The most recent QS rankings for Geography placed Durham 12th overall in the world. The department is recurrently ranked in the top handful of programmes in the UK by various league tables; in 2021, we were ranked 2nd in The Times/Sunday Times Good University Guide and 6th in the Guardian University Guide. The Department was graded top for research power (quality weighted by volume) among UK geography departments in the most recent Research Excellence Framework exercise in 2014 and 3rd for iGPA (average score scaled by proportion of staff submitted). With 43% of work assessed as being in the highest category, it produced the largest number of world-leading (4*) publications in the country.

Our aim is to sustain and support hubs of leadership in geographical scholarship - broadly conceived. We will maintain our reputation for theoretical and conceptual innovation so that we are shaping and leading debates globally.

The Role

The Department of Geography at Durham University seeks to appoint a full-time Post-Doctoral Research Associate in Organic Geochemistry and Palaeoclimate to join the inter-disciplinary research team led by Professor Erin McClymont as part of the Leverhulme Trust-funded project "Unlocking evidence for Antarctic sea-ice evolution from a novel biological archive". The post is fixed term for 3 years. The overall Leverhulme Trust-funded project aims to reconstruct histories of Antarctic sea-ice ecosystems and environments from the Last Glacial Maximum to present, using a combination of geochemical and reconstructions of snow petrel diet, modern snow petrel observations and diet sampling, genetic evidence for changes to snow petrel diet and populations, and modelling sea ice ecosystems for the past, present and future. A parallel project funded by the European Research Council includes additional snow petrel observation work and climate/sea ice modelling. Across the two projects, the team includes 4 PhD researchers, 3 PDRAs, and investigators at both Durham University (Geography, Biosciences) and the British Antarctic Survey.

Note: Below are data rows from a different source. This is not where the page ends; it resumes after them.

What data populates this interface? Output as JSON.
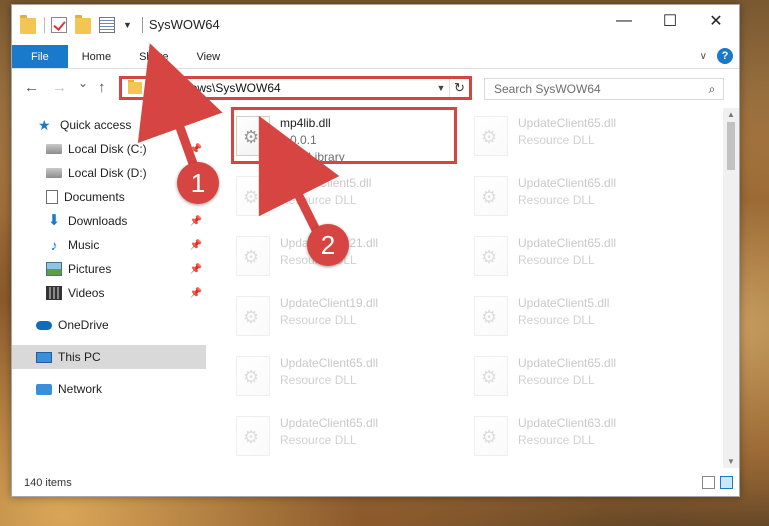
{
  "window": {
    "title": "SysWOW64",
    "controls": {
      "minimize": "—",
      "maximize": "☐",
      "close": "✕"
    }
  },
  "ribbon": {
    "tabs": [
      "File",
      "Home",
      "Share",
      "View"
    ],
    "expand_icon": "chevron-down-icon",
    "help_label": "?"
  },
  "navigation": {
    "back": "←",
    "forward": "→",
    "recent": "⌄",
    "up": "↑",
    "address": "C:\\Windows\\SysWOW64",
    "refresh": "↻",
    "search_placeholder": "Search SysWOW64",
    "search_icon": "⌕"
  },
  "sidebar": {
    "items": [
      {
        "label": "Quick access",
        "icon": "star-icon",
        "pinned": false
      },
      {
        "label": "Local Disk (C:)",
        "icon": "disk-icon",
        "pinned": true
      },
      {
        "label": "Local Disk (D:)",
        "icon": "disk-icon",
        "pinned": false
      },
      {
        "label": "Documents",
        "icon": "documents-icon",
        "pinned": false
      },
      {
        "label": "Downloads",
        "icon": "downloads-icon",
        "pinned": true
      },
      {
        "label": "Music",
        "icon": "music-icon",
        "pinned": true
      },
      {
        "label": "Pictures",
        "icon": "pictures-icon",
        "pinned": true
      },
      {
        "label": "Videos",
        "icon": "videos-icon",
        "pinned": true
      },
      {
        "label": "OneDrive",
        "icon": "onedrive-icon",
        "pinned": false
      },
      {
        "label": "This PC",
        "icon": "this-pc-icon",
        "pinned": false,
        "selected": true
      },
      {
        "label": "Network",
        "icon": "network-icon",
        "pinned": false
      }
    ]
  },
  "files": {
    "highlighted": {
      "name": "mp4lib.dll",
      "version": "1.0.0.1",
      "description": "MP4 Library"
    },
    "left_column": [
      {
        "name": "UpdateClient5.dll",
        "type": "Resource DLL"
      },
      {
        "name": "UpdateClient21.dll",
        "type": "Resource DLL"
      },
      {
        "name": "UpdateClient19.dll",
        "type": "Resource DLL"
      },
      {
        "name": "UpdateClient65.dll",
        "type": "Resource DLL"
      },
      {
        "name": "UpdateClient65.dll",
        "type": "Resource DLL"
      }
    ],
    "right_column": [
      {
        "name": "UpdateClient65.dll",
        "type": "Resource DLL"
      },
      {
        "name": "UpdateClient65.dll",
        "type": "Resource DLL"
      },
      {
        "name": "UpdateClient65.dll",
        "type": "Resource DLL"
      },
      {
        "name": "UpdateClient5.dll",
        "type": "Resource DLL"
      },
      {
        "name": "UpdateClient65.dll",
        "type": "Resource DLL"
      },
      {
        "name": "UpdateClient63.dll",
        "type": "Resource DLL"
      }
    ]
  },
  "status": {
    "item_count": "140 items"
  },
  "annotations": {
    "step1": "1",
    "step2": "2",
    "color": "#d64541"
  },
  "colors": {
    "accent": "#1979ca",
    "annotation_red": "#d64541"
  }
}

The overall aim of this PDRA position will be to reconstruct changes to snow petrel diet and sea-ice conditions from accumulated deposits of regurgitated stomach oils generated by snow petrels where they nest above the Antarctic ice sheet (McClymont et al., 2022, Climate of the Past Discussions, ). These stomach oil deposits (sometimes referred to as 'Antarctic mumiyo') can be tens of thousands of years old, and have previously been radiocarbon dated as a way of reconstructing ice sheet thinning histories. In this project, the PDRA will focus on the application of stable isotope and organic geochemistry (biomarker) analysis to identify and reconstruct key prey species contributions to snow petrel diet, and reconstruct changes in the sea ice environment through time. The PDRA will focus on characterising a range of lipids and fatty acids, and will undertake both bulk and compound-specific isotope analysis. The PDRA may also apply XRF analysis of bulk elemental composition to support the organic geochemistry work, and there is the potential to develop new proxies through amino acid or pigment analysis.